The apex court asked where the Central government was and was told the Solicitor General was not present. The court then heard the matter, allowed all the requests for impleadment by a large number of organisations defending the Forest Rights Act, and also allowed the petitioners’ request to make the Forest Survey of India a party.
The court also said its order putting evictions of rejected claimants on hold will continue, and the matter will now next be heard on November 26 for final arguments.
It has granted four weeks time to the state governments and to other parties to supply data and to reply. CR Bijoy, environmentalist and tribal activist from Coimbatore, told Express that the court issued notice on the recent applications of the petitioners (NGOs and retired forest officials) to stop state governments from reviewing rejections of claims under the law, and to direct the Central government to release funds for the Forest Survey of India to conduct its survey using money from compensatory afforestation funds.
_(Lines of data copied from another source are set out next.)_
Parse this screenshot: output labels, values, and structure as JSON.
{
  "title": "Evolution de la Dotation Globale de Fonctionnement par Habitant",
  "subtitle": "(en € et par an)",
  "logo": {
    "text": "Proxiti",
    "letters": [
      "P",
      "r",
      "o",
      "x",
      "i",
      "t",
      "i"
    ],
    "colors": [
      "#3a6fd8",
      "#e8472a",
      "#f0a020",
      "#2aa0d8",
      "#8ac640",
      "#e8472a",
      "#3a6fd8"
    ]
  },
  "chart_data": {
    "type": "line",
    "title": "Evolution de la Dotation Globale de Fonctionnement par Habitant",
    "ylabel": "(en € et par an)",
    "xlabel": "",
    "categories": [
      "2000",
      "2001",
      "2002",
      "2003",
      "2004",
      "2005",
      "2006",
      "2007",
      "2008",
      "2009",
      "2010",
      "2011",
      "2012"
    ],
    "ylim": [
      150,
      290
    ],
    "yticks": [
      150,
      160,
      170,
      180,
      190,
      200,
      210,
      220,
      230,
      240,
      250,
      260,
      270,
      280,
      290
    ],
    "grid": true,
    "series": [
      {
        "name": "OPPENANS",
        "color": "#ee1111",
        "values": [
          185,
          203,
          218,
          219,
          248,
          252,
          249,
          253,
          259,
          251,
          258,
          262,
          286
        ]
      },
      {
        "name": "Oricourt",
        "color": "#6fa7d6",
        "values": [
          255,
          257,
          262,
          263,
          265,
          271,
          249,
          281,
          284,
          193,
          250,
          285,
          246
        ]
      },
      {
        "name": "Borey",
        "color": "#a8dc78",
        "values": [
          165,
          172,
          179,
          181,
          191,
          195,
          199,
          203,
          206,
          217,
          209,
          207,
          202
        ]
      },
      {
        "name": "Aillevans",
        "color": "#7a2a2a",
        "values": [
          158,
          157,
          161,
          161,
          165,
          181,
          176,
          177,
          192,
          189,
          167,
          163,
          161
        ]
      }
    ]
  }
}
The Court clarified that its “interim orders will continue” and asked Forest Survey of India’s survey of forest ‘encroachment’, using data from States, to continue, based on the petitioners’ claim that satellite imagery can be used to verify claims under the Act.
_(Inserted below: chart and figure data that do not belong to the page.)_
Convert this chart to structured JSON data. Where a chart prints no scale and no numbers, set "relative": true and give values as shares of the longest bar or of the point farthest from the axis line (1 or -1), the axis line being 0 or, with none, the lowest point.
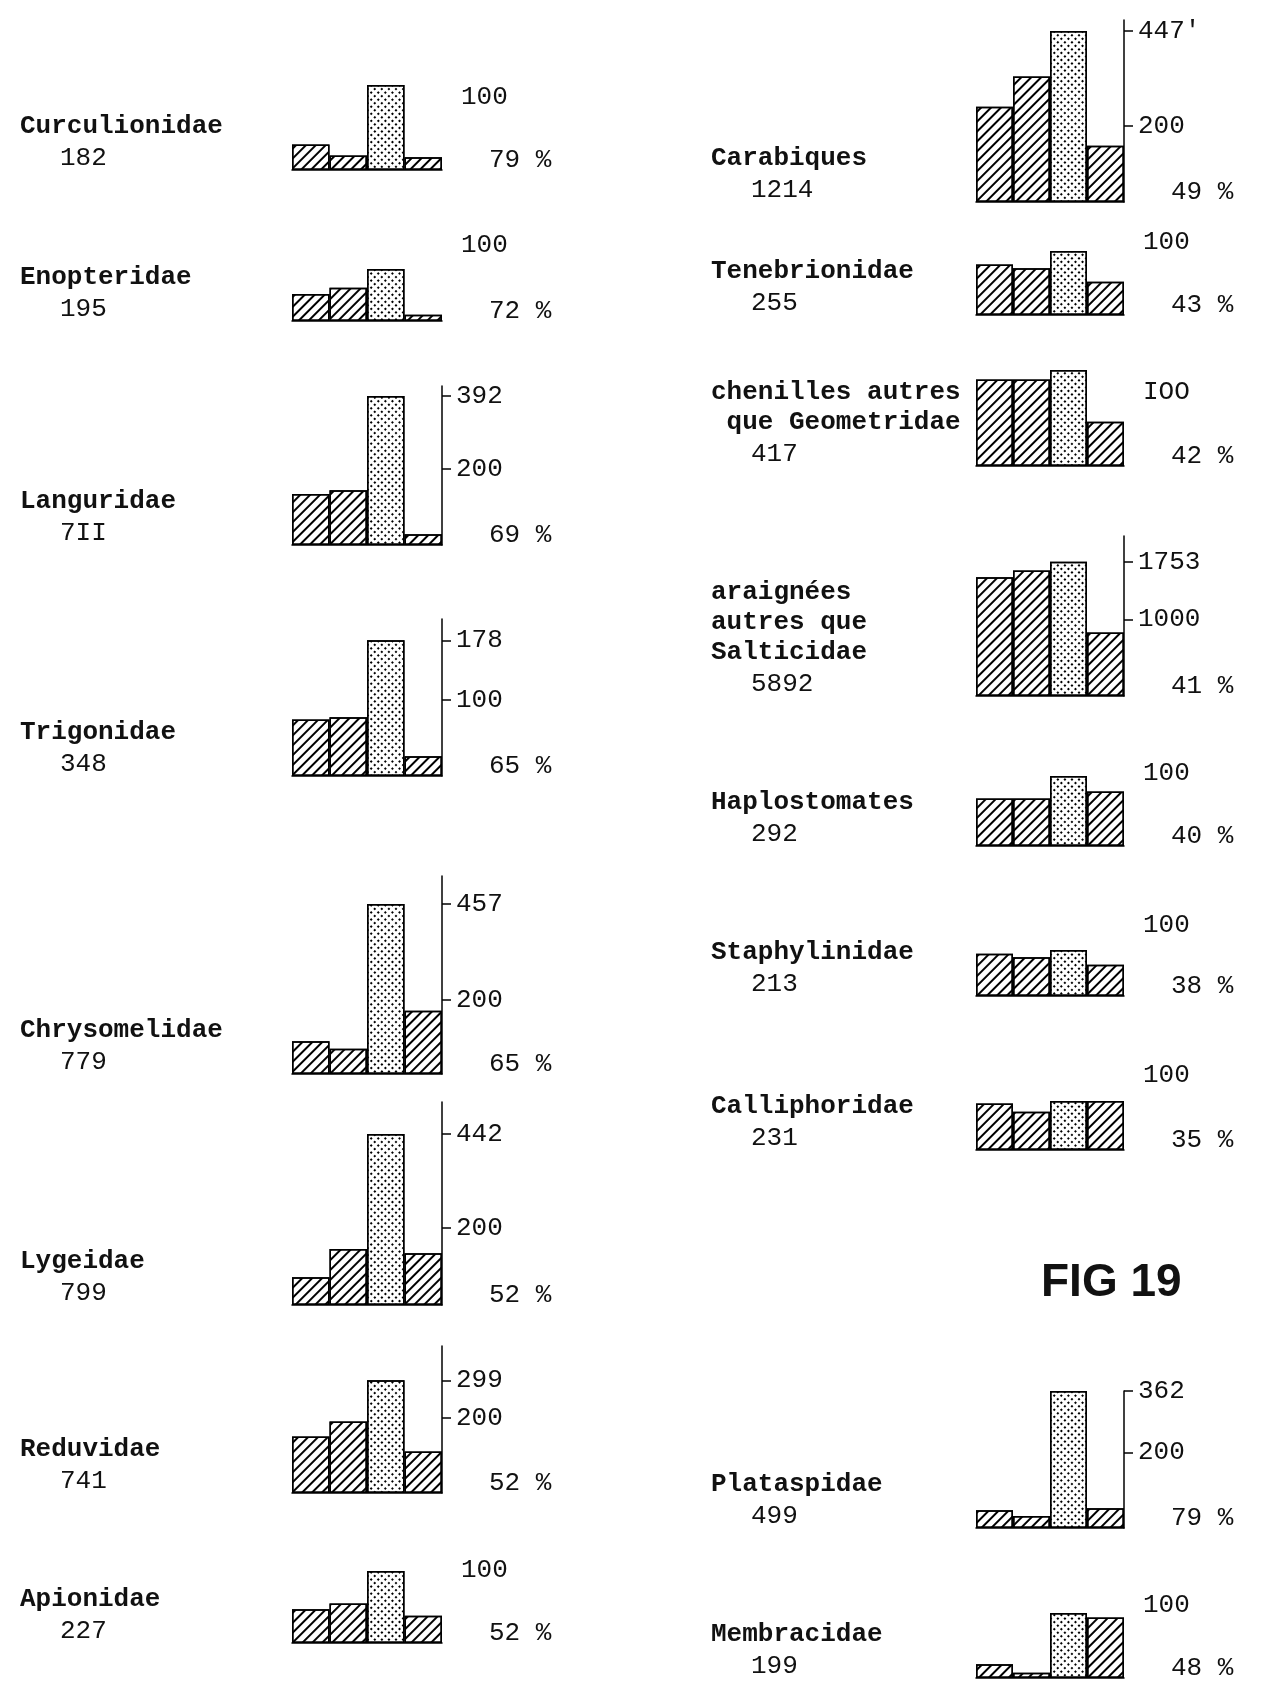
{
  "chart_data": [
    {
      "type": "bar",
      "title": "Curculionidae",
      "categories": [
        null,
        null,
        null,
        null
      ],
      "values": [
        0.3,
        0.17,
        1,
        0.15
      ],
      "relative": true,
      "color": "#000000",
      "annotations": [
        "182",
        "100",
        "79 %"
      ]
    },
    {
      "type": "bar",
      "title": "Enopteridae",
      "categories": [
        null,
        null,
        null,
        null
      ],
      "values": [
        0.52,
        0.64,
        1,
        0.12
      ],
      "relative": true,
      "color": "#000000",
      "annotations": [
        "195",
        "100",
        "72 %"
      ]
    },
    {
      "type": "bar",
      "title": "Languridae",
      "categories": [
        null,
        null,
        null,
        null
      ],
      "values": [
        134,
        144,
        392,
        28
      ],
      "color": "#000000",
      "ylim": [
        0,
        418
      ],
      "yticks": [
        200,
        392
      ],
      "annotations": [
        "7II",
        "69 %"
      ]
    },
    {
      "type": "bar",
      "title": "Trigonidae",
      "categories": [
        null,
        null,
        null,
        null
      ],
      "values": [
        74,
        77,
        178,
        26
      ],
      "color": "#000000",
      "ylim": [
        0,
        206
      ],
      "yticks": [
        100,
        178
      ],
      "annotations": [
        "348",
        "65 %"
      ]
    },
    {
      "type": "bar",
      "title": "Chrysomelidae",
      "categories": [
        null,
        null,
        null,
        null
      ],
      "values": [
        88,
        68,
        457,
        170
      ],
      "color": "#000000",
      "ylim": [
        0,
        532
      ],
      "yticks": [
        200,
        457
      ],
      "annotations": [
        "779",
        "65 %"
      ]
    },
    {
      "type": "bar",
      "title": "Lygeidae",
      "categories": [
        null,
        null,
        null,
        null
      ],
      "values": [
        72,
        145,
        442,
        134
      ],
      "color": "#000000",
      "ylim": [
        0,
        525
      ],
      "yticks": [
        200,
        442
      ],
      "annotations": [
        "799",
        "52 %"
      ]
    },
    {
      "type": "bar",
      "title": "Reduvidae",
      "categories": [
        null,
        null,
        null,
        null
      ],
      "values": [
        150,
        190,
        299,
        110
      ],
      "color": "#000000",
      "ylim": [
        0,
        390
      ],
      "yticks": [
        200,
        299
      ],
      "annotations": [
        "741",
        "52 %"
      ]
    },
    {
      "type": "bar",
      "title": "Apionidae",
      "categories": [
        null,
        null,
        null,
        null
      ],
      "values": [
        0.47,
        0.55,
        1,
        0.38
      ],
      "relative": true,
      "color": "#000000",
      "annotations": [
        "227",
        "100",
        "52 %"
      ]
    },
    {
      "type": "bar",
      "title": "Carabiques",
      "categories": [
        null,
        null,
        null,
        null
      ],
      "values": [
        249,
        328,
        447,
        147
      ],
      "color": "#000000",
      "ylim": [
        0,
        476
      ],
      "yticks": [
        200,
        {
          "value": 447,
          "label": "447'"
        }
      ],
      "annotations": [
        "1214",
        "49 %"
      ]
    },
    {
      "type": "bar",
      "title": "Tenebrionidae",
      "categories": [
        null,
        null,
        null,
        null
      ],
      "values": [
        0.79,
        0.73,
        1,
        0.52
      ],
      "relative": true,
      "color": "#000000",
      "annotations": [
        "255",
        "100",
        "43 %"
      ]
    },
    {
      "type": "bar",
      "title": "chenilles autres que Geometridae",
      "categories": [
        null,
        null,
        null,
        null
      ],
      "values": [
        0.9,
        0.9,
        1,
        0.46
      ],
      "relative": true,
      "color": "#000000",
      "annotations": [
        "417",
        "IOO",
        "42 %"
      ]
    },
    {
      "type": "bar",
      "title": "araignées autres que Salticidae",
      "categories": [
        null,
        null,
        null,
        null
      ],
      "values": [
        1550,
        1640,
        1753,
        830
      ],
      "color": "#000000",
      "ylim": [
        0,
        2090
      ],
      "yticks": [
        1000,
        1753
      ],
      "annotations": [
        "5892",
        "41 %"
      ]
    },
    {
      "type": "bar",
      "title": "Haplostomates",
      "categories": [
        null,
        null,
        null,
        null
      ],
      "values": [
        0.68,
        0.68,
        1,
        0.78
      ],
      "relative": true,
      "color": "#000000",
      "annotations": [
        "292",
        "100",
        "40 %"
      ]
    },
    {
      "type": "bar",
      "title": "Staphylinidae",
      "categories": [
        null,
        null,
        null,
        null
      ],
      "values": [
        0.92,
        0.84,
        1,
        0.68
      ],
      "relative": true,
      "color": "#000000",
      "annotations": [
        "213",
        "100",
        "38 %"
      ]
    },
    {
      "type": "bar",
      "title": "Calliphoridae",
      "categories": [
        null,
        null,
        null,
        null
      ],
      "values": [
        0.95,
        0.78,
        1,
        1
      ],
      "relative": true,
      "color": "#000000",
      "annotations": [
        "231",
        "100",
        "35 %"
      ]
    },
    {
      "type": "other",
      "title": "FIG 19"
    },
    {
      "type": "bar",
      "title": "Plataspidae",
      "categories": [
        null,
        null,
        null,
        null
      ],
      "values": [
        47,
        32,
        362,
        52
      ],
      "color": "#000000",
      "ylim": [
        0,
        362
      ],
      "yticks": [
        200,
        362
      ],
      "annotations": [
        "499",
        "79 %"
      ]
    },
    {
      "type": "bar",
      "title": "Membracidae",
      "categories": [
        null,
        null,
        null,
        null
      ],
      "values": [
        0.21,
        0.08,
        1,
        0.93
      ],
      "relative": true,
      "color": "#000000",
      "annotations": [
        "199",
        "100",
        "48 %"
      ]
    }
  ]
}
However, sources in the Tamil Nadu tribal welfare department told Express that it was yet to send the shapefiles of geo-referenced boundaries of those land parcels on which claims of STs and other traditional forest dwellers have been rejected.
In June, at a review meeting at Ministry of Tribal Affairs, Tamil Nadu government had accepted that it rejected 10,656 claims filed by STs and other traditional forest dwellers without following due procedure. However, the government said review process was under progress.
Jaideep Singh Kochher, Economic Adviser, Ministry of Tribal Affairs, said the States have to follow the procedure as laid down in the FRA Act.
"The states should make their position clear regarding the number of claimants whose claims have been approved and other whose claims are finally rejected."
Official statistics show that Tamil Nadu has received the lowest number of claims among bigger States and was equally poor in granting titles.
Tamil Nadu has distributed 6,387 titles and the extent of forest land for which titles distributed is 8,607.26 acres.
In contrast, Chattisgarh has received 8,87,665 claims, distributed 4,16,359 titles and the extent of forest land for which titles distributed was 26.73 lakh acres.
Even a smaller state like Kerala is doing better with 24,599 titles been distributed.
Other southern states like Karnataka, Andhra Pradesh and Telangana have been implementing the FRA to larger extent. Tamil Nadu has 33 per cent rejection rate.